Это я делала вид, что грязь и смрад повседневности меня не касаются. Даже медицинская практика ежедневно сталкивала с переломами и увечьями, со всем, что творила дикая энергия на подобных лесопунктах. Мозг отупел. Стиснутая со всех сторон дурным добытийным страхом перед неотвратимостью очутиться на лесопункте среди матерых, отпетых бандитов, я цеплялась за иллюзию возможного "выхода". "Погонщик" продолжал:
- Мы вам протягиваем руку. Хотим помочь жить молодому, энергичному человеку. От вас зависит подтвердить, наш вы или не наш человек.
- Я не могу!
- Значит, так: или - вот лист бумаги, или - идите домой и ждите.
Страх перед мраком в безголосом лесу смял. Малодушие победило. Я подписала бумагу.
Худшего не случалось. Так омерзительно и гадко не было никогда. Добили. Расплющили.
Все, за что я пряталась прежде, предстало бутафорией. Я очутилась Нигде! Там - худо! Попытки пробиться оттуда к свету ни к чему не приводили.
Сон выталкивал из себя. Меня куда-то тащили волоком через мертвую пустыню. Там приводили в чувство и говорили: "Смотри, как здесь "идейно"! Дыши!" Но я была умерщвлена.

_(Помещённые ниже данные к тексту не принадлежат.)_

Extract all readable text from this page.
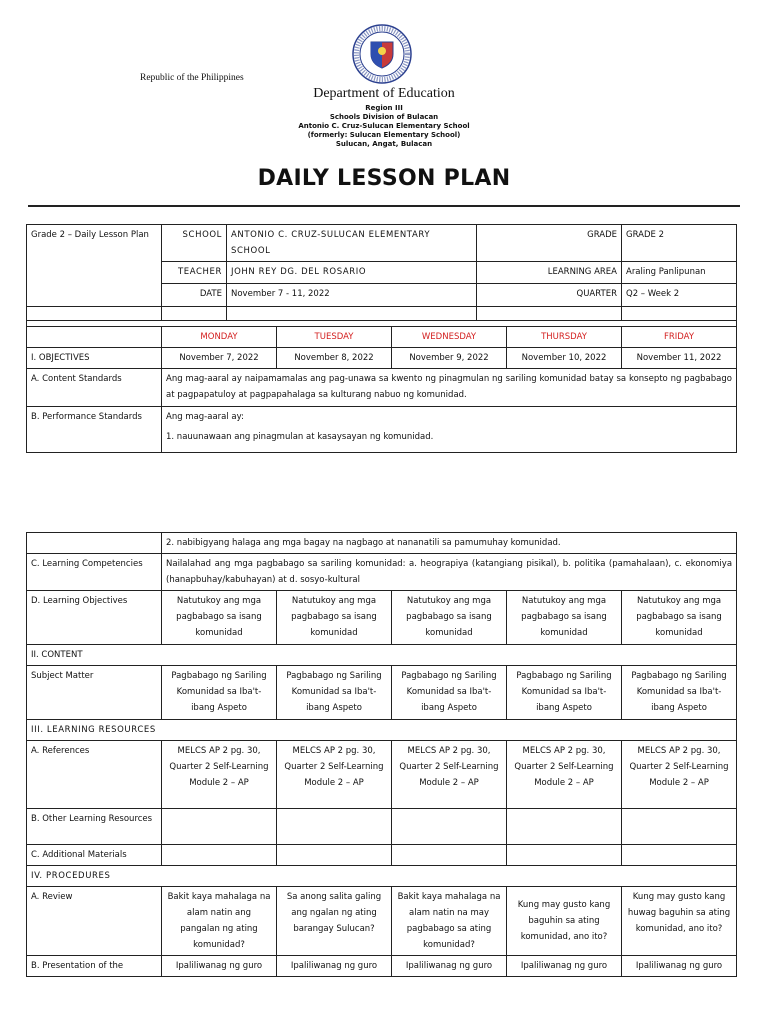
Republic of the Philippines
Department of Education
Region III
Schools Division of Bulacan
Antonio C. Cruz-Sulucan Elementary School
(formerly: Sulucan Elementary School)
Sulucan, Angat, Bulacan
DAILY LESSON PLAN
Grade 2 – Daily Lesson Plan	SCHOOL	ANTONIO C. CRUZ-SULUCAN ELEMENTARY SCHOOL	GRADE	GRADE 2
	TEACHER	JOHN REY DG. DEL ROSARIO	LEARNING AREA	Araling Panlipunan
	DATE	November 7 - 11, 2022	QUARTER	Q2 – Week 2

	MONDAY	TUESDAY	WEDNESDAY	THURSDAY	FRIDAY
I. OBJECTIVES	November 7, 2022	November 8, 2022	November 9, 2022	November 10, 2022	November 11, 2022
A. Content Standards	Ang mag-aaral ay naipamamalas ang pag-unawa sa kwento ng pinagmulan ng sariling komunidad batay sa konsepto ng pagbabago at pagpapatuloy at pagpapahalaga sa kulturang nabuo ng komunidad.				
B. Performance Standards	Ang mag-aaral ay:
1. nauunawaan ang pinagmulan at kasaysayan ng komunidad.				
	2. nabibigyang halaga ang mga bagay na nagbago at nananatili sa pamumuhay komunidad.				
C. Learning Competencies	Nailalahad ang mga pagbabago sa sariling komunidad: a. heograpiya (katangiang pisikal), b. politika (pamahalaan), c. ekonomiya (hanapbuhay/kabuhayan) at d. sosyo-kultural				
D. Learning Objectives	Natutukoy ang mga pagbabago sa isang komunidad	Natutukoy ang mga pagbabago sa isang komunidad	Natutukoy ang mga pagbabago sa isang komunidad	Natutukoy ang mga pagbabago sa isang komunidad	Natutukoy ang mga pagbabago sa isang komunidad
II. CONTENT					
Subject Matter	Pagbabago ng Sariling Komunidad sa Iba't-ibang Aspeto	Pagbabago ng Sariling Komunidad sa Iba't-ibang Aspeto	Pagbabago ng Sariling Komunidad sa Iba't-ibang Aspeto	Pagbabago ng Sariling Komunidad sa Iba't-ibang Aspeto	Pagbabago ng Sariling Komunidad sa Iba't-ibang Aspeto
III. LEARNING RESOURCES					
A. References	MELCS AP 2 pg. 30, Quarter 2 Self-Learning Module 2 – AP	MELCS AP 2 pg. 30, Quarter 2 Self-Learning Module 2 – AP	MELCS AP 2 pg. 30, Quarter 2 Self-Learning Module 2 – AP	MELCS AP 2 pg. 30, Quarter 2 Self-Learning Module 2 – AP	MELCS AP 2 pg. 30, Quarter 2 Self-Learning Module 2 – AP
B. Other Learning Resources					
C. Additional Materials					
IV. PROCEDURES					
A. Review	Bakit kaya mahalaga na alam natin ang pangalan ng ating komunidad?	Sa anong salita galing ang ngalan ng ating barangay Sulucan?	Bakit kaya mahalaga na alam natin na may pagbabago sa ating komunidad?	Kung may gusto kang baguhin sa ating komunidad, ano ito?	Kung may gusto kang huwag baguhin sa ating komunidad, ano ito?
B. Presentation of the	Ipaliliwanag ng guro	Ipaliliwanag ng guro	Ipaliliwanag ng guro	Ipaliliwanag ng guro	Ipaliliwanag ng guro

Через два дня я попала в больницу. Лежала, отвернувшись к стене. И когда в палату кто-то зашедший окликнул меня по имени и отчеству, я не сразу поняла, что это приходивший в амбулаторию гебист.
- Не найдется ли у вас чего почитать? - обратился он. Больно тут скучно лежать.
"Специально лечь в больницу, чтобы додушить? Садисты!"
Я попросила врача немедленно выписать меня.
Как в одиночке, за закрытой дверью своей комнаты я провела несколько похожих на слипшийся ком суток. Диких суток! "Я ли это? Что со мною? Смерти испугалась? Жить хочу? Чего еще жду? Какой жути недополучила?"
Я ощущала себя на том краю жизни, где обязан наконец определить: что есть ты сам? Именно - сам. Человек ты или нет? Или уводи себя из такой действительности, потому что смерть чище, или живи среди нечистот. Навсегда! Или ясность духа, или тьма.
Вслепую, спотыкаясь о десятки маленьких и больших страхов, один на один с высшим повелением, без посредников и спасителей, сравнивая себя со всеми Роксанами и "Нордами", которые доносили на меня, я на четвереньках выползала к свету, перемещаясь к самой себе, к собственной точке в пространстве, которую должна была ощутить единственным местом обитания. Сама ли я шла, была ли ведома Богом - не знаю, но почувствовала наконец, что готова все отринуть, все пропороть на своем пути, лишь бы ни клочка себя не отдать, не уступить никаким угрозам власти. Я не умела и не хотела становиться "умной" и ухищренной. Не имела права на тьму перед всем светлым, чего было немало в судьбе. Я просто-напросто не могла жить так, как "желало" МГБ, а не я сама.